George Gorringe was a bachelor in his forties during his appointment at Whittington between 1909 and 1911. Over 20 years in the regular army had seen him actively – and effectively – involved in a remarkable six military campaigns. During the Mahdist War in the 1890s in Sudan, he brushed shoulders with both Winston Churchill, and the more famous Lance Corporal Jack Jones. When Corporal Jones’ mentor, Lord Kitchener, had secured the reconquest of the Sudan at the Battle of Omdurman, and overseen the first steps in rebuilding Khartoum ( a process in which Gorringe was said to be closely involved), Gorringe left Sudan for South Africa with Kitchener, as his temporary Aide-de-camp. During the Boer War, Gorringe cemented his reputation as an effective soldier, although his heirs have judged him harshly for his role in the execution of justice against civilians who he deemed to have been assisting the Afrikaner enemy. How strange life must have been for him, marooned here in Staffordshire, in temperate weather, with no apparent threat to his life, an active social life to conduct, and the prospect of semi-retirement in “staff” roles for the rest of his career.

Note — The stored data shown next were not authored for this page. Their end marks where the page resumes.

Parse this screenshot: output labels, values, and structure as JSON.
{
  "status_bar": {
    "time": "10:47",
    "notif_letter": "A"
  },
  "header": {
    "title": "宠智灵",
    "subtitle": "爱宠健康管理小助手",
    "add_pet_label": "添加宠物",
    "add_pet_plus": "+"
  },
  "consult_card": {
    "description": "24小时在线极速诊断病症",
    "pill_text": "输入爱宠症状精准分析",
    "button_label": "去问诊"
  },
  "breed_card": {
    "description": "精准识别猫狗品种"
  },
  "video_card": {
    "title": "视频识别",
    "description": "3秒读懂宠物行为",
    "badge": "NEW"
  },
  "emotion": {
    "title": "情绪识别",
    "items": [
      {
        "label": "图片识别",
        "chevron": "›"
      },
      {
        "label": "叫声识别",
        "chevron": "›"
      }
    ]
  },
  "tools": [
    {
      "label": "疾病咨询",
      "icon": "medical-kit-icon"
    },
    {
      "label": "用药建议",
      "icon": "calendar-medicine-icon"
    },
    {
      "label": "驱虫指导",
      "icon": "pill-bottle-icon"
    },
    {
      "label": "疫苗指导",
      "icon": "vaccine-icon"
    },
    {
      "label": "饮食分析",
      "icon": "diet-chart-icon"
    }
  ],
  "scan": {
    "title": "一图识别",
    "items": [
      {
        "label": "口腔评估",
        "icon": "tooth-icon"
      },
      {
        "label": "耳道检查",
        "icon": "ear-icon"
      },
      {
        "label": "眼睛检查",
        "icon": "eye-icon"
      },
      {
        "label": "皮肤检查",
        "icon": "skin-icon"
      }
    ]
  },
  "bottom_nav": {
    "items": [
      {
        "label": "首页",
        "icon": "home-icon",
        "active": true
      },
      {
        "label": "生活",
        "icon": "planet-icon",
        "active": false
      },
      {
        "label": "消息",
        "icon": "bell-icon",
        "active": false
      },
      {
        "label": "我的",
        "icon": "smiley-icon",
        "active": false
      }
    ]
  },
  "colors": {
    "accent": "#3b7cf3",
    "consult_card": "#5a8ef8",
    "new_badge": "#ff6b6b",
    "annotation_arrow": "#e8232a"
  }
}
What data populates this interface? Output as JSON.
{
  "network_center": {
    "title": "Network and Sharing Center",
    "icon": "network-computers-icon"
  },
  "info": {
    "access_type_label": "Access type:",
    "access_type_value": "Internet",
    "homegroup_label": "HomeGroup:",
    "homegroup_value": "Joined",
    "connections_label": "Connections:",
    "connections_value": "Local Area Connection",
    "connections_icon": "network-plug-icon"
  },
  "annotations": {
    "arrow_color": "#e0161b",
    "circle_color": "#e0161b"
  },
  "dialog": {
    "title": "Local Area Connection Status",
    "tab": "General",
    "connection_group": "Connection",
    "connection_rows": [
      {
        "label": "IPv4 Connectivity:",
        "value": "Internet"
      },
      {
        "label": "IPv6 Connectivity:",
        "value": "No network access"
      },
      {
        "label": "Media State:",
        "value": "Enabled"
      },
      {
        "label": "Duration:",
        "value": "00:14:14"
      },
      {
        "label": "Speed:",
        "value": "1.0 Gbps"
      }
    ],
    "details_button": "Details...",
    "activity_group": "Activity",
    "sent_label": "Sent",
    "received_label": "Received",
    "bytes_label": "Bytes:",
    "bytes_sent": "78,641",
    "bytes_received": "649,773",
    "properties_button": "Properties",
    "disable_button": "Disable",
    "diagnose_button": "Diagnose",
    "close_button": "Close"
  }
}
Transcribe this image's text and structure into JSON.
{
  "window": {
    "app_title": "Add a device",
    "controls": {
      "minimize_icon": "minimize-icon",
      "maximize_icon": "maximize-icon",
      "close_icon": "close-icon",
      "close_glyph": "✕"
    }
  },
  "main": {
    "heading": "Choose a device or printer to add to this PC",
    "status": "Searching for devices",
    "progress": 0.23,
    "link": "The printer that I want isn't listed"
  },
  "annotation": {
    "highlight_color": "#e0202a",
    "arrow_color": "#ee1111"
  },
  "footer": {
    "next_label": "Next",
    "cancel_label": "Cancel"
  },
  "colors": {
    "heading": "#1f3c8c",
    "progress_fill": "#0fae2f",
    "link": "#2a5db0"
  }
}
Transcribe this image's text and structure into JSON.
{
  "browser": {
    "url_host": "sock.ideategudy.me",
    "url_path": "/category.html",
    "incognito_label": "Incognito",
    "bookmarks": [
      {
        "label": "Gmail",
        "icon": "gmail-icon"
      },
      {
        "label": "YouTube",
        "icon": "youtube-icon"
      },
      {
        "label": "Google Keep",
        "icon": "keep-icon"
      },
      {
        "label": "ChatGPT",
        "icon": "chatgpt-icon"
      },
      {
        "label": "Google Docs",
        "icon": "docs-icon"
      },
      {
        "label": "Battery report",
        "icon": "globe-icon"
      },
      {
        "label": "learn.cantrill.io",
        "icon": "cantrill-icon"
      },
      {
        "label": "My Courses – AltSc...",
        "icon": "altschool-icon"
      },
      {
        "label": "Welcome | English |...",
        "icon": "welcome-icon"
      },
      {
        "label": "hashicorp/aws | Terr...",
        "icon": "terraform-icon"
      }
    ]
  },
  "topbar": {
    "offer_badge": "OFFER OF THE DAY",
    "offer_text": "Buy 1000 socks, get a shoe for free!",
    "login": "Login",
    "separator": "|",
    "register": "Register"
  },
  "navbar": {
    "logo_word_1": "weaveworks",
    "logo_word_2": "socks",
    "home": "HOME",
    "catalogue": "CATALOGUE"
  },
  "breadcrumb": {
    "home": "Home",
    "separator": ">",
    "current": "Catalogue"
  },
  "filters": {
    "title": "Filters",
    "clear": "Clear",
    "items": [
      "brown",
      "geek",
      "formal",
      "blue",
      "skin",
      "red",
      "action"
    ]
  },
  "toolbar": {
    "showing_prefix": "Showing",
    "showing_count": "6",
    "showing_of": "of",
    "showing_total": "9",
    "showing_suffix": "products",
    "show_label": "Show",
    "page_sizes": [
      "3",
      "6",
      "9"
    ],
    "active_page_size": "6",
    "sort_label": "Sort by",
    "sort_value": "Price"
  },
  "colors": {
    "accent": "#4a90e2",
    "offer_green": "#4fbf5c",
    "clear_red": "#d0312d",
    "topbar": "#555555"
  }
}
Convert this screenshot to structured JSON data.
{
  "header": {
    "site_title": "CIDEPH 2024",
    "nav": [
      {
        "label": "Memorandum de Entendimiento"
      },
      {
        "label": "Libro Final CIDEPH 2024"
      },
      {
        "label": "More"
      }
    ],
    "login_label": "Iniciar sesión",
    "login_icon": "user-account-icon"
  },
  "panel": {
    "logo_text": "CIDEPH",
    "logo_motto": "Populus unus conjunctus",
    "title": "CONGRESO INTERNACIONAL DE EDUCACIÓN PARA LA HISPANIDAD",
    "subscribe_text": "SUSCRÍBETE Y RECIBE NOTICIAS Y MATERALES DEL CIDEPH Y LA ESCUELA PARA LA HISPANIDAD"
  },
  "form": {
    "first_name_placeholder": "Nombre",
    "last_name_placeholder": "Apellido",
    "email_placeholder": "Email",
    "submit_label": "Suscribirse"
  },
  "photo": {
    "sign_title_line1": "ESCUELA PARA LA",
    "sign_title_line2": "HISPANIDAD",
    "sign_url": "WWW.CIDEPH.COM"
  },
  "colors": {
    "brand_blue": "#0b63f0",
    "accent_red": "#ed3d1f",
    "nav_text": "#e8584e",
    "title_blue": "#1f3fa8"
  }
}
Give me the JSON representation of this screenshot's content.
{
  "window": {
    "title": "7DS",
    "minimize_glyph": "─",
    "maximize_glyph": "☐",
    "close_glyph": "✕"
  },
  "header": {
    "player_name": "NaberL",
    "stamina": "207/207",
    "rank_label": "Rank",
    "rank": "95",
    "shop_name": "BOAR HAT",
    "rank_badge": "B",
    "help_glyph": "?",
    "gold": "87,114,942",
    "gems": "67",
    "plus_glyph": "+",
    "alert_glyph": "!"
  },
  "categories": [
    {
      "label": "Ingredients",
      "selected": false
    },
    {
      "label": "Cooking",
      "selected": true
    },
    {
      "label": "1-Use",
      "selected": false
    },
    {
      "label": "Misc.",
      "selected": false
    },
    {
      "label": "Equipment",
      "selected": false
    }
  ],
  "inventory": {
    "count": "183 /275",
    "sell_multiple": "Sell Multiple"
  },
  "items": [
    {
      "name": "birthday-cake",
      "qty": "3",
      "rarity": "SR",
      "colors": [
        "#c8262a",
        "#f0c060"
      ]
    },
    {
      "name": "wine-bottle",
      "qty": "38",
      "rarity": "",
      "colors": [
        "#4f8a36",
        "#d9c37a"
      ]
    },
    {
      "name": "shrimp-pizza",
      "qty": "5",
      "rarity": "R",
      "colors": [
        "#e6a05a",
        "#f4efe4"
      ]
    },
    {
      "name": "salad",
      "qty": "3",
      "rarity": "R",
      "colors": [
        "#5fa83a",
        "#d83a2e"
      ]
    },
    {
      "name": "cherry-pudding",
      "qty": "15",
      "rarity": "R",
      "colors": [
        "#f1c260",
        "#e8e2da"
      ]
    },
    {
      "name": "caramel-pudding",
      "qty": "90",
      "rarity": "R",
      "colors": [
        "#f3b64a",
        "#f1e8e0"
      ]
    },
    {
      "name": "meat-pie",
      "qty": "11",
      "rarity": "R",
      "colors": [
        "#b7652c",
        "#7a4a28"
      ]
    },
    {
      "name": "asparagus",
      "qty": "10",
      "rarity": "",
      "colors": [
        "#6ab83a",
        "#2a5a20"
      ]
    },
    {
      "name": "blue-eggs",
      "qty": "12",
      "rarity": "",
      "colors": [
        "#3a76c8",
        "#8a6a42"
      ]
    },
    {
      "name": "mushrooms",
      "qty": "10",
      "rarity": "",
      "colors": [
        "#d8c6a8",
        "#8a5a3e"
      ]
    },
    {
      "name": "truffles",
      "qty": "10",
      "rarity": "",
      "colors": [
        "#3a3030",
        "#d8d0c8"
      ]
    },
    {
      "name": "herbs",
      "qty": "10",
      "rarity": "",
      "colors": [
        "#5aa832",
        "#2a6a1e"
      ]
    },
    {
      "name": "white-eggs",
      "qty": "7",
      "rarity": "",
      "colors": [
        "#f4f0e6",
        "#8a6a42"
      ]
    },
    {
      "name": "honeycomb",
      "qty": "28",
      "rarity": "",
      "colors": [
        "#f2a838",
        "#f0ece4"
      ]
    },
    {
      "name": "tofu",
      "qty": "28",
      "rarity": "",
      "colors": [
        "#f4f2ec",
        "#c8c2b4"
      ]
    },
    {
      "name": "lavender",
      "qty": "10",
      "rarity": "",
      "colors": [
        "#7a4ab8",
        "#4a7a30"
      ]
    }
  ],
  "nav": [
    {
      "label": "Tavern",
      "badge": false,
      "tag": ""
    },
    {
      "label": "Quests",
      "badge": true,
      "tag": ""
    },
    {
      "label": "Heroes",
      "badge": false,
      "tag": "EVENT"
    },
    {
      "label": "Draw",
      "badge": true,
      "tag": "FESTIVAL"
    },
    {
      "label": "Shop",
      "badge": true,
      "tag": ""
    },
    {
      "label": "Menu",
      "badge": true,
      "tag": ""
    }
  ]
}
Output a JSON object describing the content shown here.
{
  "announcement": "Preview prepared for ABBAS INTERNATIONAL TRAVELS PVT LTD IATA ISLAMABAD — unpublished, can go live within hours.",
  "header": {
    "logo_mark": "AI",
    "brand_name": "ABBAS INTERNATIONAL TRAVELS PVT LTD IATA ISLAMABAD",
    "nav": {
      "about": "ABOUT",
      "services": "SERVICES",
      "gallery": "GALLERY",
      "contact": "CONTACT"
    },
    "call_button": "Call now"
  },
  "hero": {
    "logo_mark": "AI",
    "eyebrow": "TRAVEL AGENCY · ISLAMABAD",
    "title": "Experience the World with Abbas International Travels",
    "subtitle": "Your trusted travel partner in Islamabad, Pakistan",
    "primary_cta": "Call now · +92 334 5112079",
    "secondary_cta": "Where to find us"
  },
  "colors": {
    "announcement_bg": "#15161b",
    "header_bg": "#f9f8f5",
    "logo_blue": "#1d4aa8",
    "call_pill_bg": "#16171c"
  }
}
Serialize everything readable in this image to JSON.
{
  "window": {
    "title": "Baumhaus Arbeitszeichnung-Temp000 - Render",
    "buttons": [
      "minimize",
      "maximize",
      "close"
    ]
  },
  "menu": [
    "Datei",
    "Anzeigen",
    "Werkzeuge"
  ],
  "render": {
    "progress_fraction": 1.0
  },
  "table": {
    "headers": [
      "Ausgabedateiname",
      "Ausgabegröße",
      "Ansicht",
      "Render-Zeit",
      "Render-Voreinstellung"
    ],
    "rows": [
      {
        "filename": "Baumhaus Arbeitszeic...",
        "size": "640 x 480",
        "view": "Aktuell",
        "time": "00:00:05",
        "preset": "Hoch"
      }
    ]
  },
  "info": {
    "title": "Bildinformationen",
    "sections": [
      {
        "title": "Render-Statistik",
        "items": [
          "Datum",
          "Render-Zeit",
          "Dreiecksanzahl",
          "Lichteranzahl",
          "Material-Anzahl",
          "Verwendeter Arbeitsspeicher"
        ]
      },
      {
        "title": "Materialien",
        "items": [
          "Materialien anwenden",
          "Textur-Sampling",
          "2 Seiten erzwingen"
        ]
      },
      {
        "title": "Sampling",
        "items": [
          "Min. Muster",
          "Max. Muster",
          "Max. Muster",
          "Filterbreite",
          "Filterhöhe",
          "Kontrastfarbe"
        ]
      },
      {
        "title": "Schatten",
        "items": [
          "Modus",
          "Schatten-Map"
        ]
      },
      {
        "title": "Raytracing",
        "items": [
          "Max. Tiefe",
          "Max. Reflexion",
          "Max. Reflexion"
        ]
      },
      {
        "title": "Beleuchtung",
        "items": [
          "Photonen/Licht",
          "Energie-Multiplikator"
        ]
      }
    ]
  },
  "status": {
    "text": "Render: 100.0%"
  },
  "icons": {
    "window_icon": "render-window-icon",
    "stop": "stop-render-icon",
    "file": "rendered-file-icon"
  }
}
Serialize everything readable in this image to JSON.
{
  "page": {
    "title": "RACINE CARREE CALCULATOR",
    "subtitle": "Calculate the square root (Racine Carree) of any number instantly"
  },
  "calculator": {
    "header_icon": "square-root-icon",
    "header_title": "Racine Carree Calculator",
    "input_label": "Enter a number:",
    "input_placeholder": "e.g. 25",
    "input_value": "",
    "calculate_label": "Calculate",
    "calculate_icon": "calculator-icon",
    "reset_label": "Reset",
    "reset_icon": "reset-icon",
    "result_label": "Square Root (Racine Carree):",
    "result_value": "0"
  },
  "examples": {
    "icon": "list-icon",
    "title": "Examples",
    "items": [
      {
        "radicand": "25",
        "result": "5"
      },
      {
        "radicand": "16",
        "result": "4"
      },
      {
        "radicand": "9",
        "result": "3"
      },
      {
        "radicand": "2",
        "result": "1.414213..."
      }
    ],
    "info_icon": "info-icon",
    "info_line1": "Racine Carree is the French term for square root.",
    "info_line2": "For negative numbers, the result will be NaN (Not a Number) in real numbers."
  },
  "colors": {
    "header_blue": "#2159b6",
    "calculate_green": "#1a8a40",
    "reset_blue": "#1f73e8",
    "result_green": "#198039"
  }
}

Winston Churchill desperately sought out the conflict in Sudan of the late ’90s as the only live theatre of war in which he could test his mettle as soldier and as writer. His first publication “The River War: An Historical Account of the Reconquest of the Soudan” was the fruit of that. By the time the Great War was really underway in 1915, no British – or Colonial -man had to look far for the opportunity to fight. In Canada, Henry Edward Audley Charles joined the Canadian Army Medical Corps. An experienced officer like Gorringe was, of course, a most valuable asset to the army. With his endurance both of unfavourable climates and the difficulty of waging war where insect infested water was both too deep for tanks and too shallow for boats, he was given a command in Mesopotamia (present day Iraq). Himself a 21st century soldier with experience of fighting in Iraq, Paul Knight mentions Gorringe in his book “The British Army in Mesopotamia, 1914-1918.”
…….if ever a determined General was needed to force through a victory on the Euphrates, it was Gorringe. Russell Brandon, writing in 1969 considered him to be: “…..the ideal man for a relentless slog. A big man, highly coloured, deeply tanned, officious and utterly without tact. He reminded those less insensitive than himself of an enormous he-goat, and allowed nothing – not Turks, counter-attacks, casualties, swamps, Marsh Arabs, or deeply entrenched redoubts to stop him.”
He doesn’t sound like a fellow that May would have recognised.